Alunos de uma região do país vão poder seguir para o ano seguinte mesmo que tenham registrado até três reprovações.
A mudança, anunciada recentemente, altera a forma como a rede pública local lida com o desempenho acadêmico e inaugura um modelo mais flexível de progressão escolar.
A decisão busca evitar que estudantes abandonem a escola após dificuldades acumuladas e tenta adaptar o sistema às exigências atuais da educação básica.
Alunos dessa região vão passar de ano mesmo com 3 reprovações
A nova regra foi publicada pelo governo do Rio de Janeiro por meio de um decreto que redefine os critérios de promoção no Ensino Médio.
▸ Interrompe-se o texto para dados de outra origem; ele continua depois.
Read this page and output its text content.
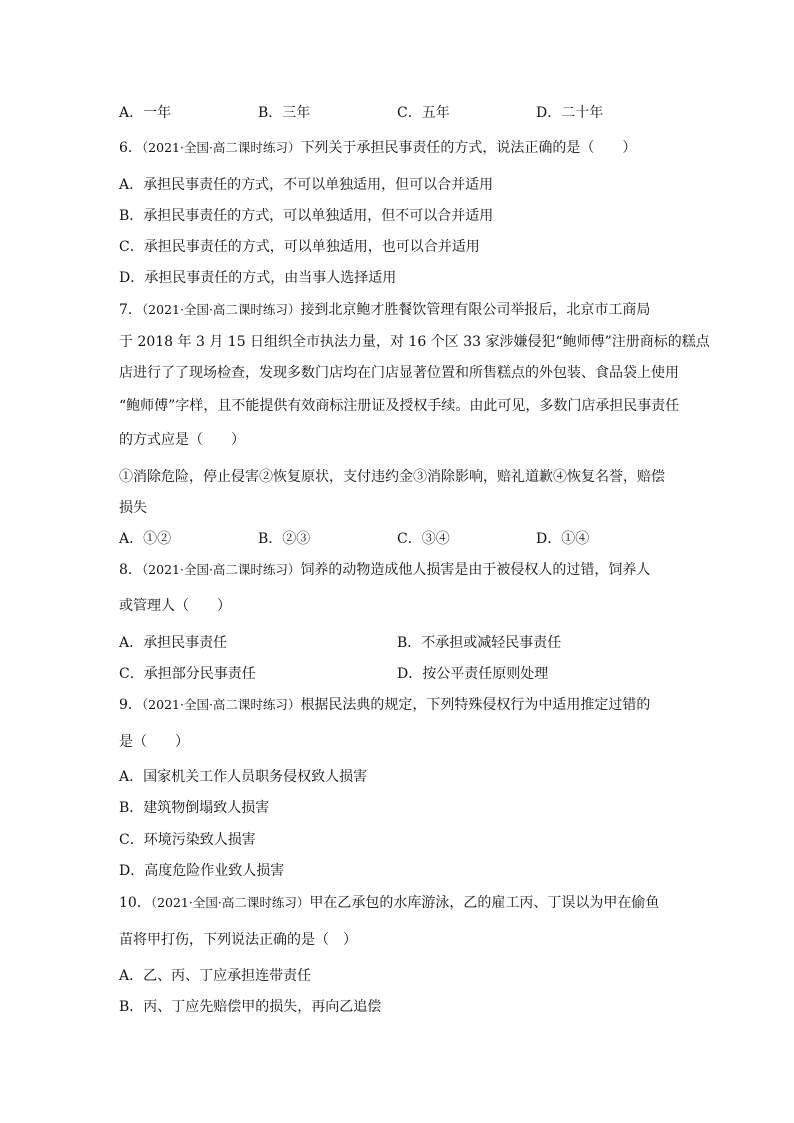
A．一年	B．三年	C．五年	D．二十年
6．（2021·全国·高二课时练习）下列关于承担民事责任的方式，说法正确的是（　　）
A．承担民事责任的方式，不可以单独适用，但可以合并适用
B．承担民事责任的方式，可以单独适用，但不可以合并适用
C．承担民事责任的方式，可以单独适用，也可以合并适用
D．承担民事责任的方式，由当事人选择适用
7．（2021·全国·高二课时练习）接到北京鲍才胜餐饮管理有限公司举报后，北京市工商局
于 2018 年 3 月 15 日组织全市执法力量，对 16 个区 33 家涉嫌侵犯“鲍师傅”注册商标的糕点
店进行了了现场检查，发现多数门店均在门店显著位置和所售糕点的外包装、食品袋上使用
“鲍师傅”字样，且不能提供有效商标注册证及授权手续。由此可见，多数门店承担民事责任
的方式应是（　　）
①消除危险，停止侵害②恢复原状，支付违约金③消除影响，赔礼道歉④恢复名誉，赔偿
损失
A．①②	B．②③	C．③④	D．①④
8．（2021·全国·高二课时练习）饲养的动物造成他人损害是由于被侵权人的过错，饲养人
或管理人（　　）
A．承担民事责任	B．不承担或减轻民事责任
C．承担部分民事责任	D．按公平责任原则处理
9．（2021·全国·高二课时练习）根据民法典的规定，下列特殊侵权行为中适用推定过错的
是（　　）
A．国家机关工作人员职务侵权致人损害
B．建筑物倒塌致人损害
C．环境污染致人损害
D．高度危险作业致人损害
10．（2021·全国·高二课时练习）甲在乙承包的水库游泳，乙的雇工丙、丁误以为甲在偷鱼
苗将甲打伤，下列说法正确的是（　）
A．乙、丙、丁应承担连带责任
B．丙、丁应先赔偿甲的损失，再向乙追偿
O texto estabelece a chamada Política Extraordinária Excepcional de Progressão Parcial, criada para atender jovens que, apesar de apresentarem falhas em alguns componentes curriculares, mantêm condições de acompanhar os conteúdos da série seguinte.
O governo fluminense afirma que a proposta pretende preservar a continuidade dos estudos e reorganizar trajetórias interrompidas, especialmente após anos de instabilidade pedagógica.
Segundo a Secretaria de Estado de Educação, a iniciativa também se alinha a orientações federais e do próprio Conselho Estadual de Educação, que recomendam ajustes nos processos de avaliação.
Pela nova política, os alunos que não alcançarem a nota mínima em até três disciplinas poderão avançar para o ano seguinte, desde que aceitem cumprir um regime obrigatório de recuperação.
Segundo as regras, a progressão desses alunos não será automática. Ela depende da participação em atividades específicas, planejadas para suprir as lacunas deixadas no aprendizado regular.
As escolas da rede estadual terão autonomia para montar seus planos de trabalho, decidir como será o calendário dessas tarefas, escolher a metodologia aplicada e acompanhar o progresso de cada jovem.
Esse acompanhamento será contínuo e documentado, com registros de desempenho e de entrega das atividades.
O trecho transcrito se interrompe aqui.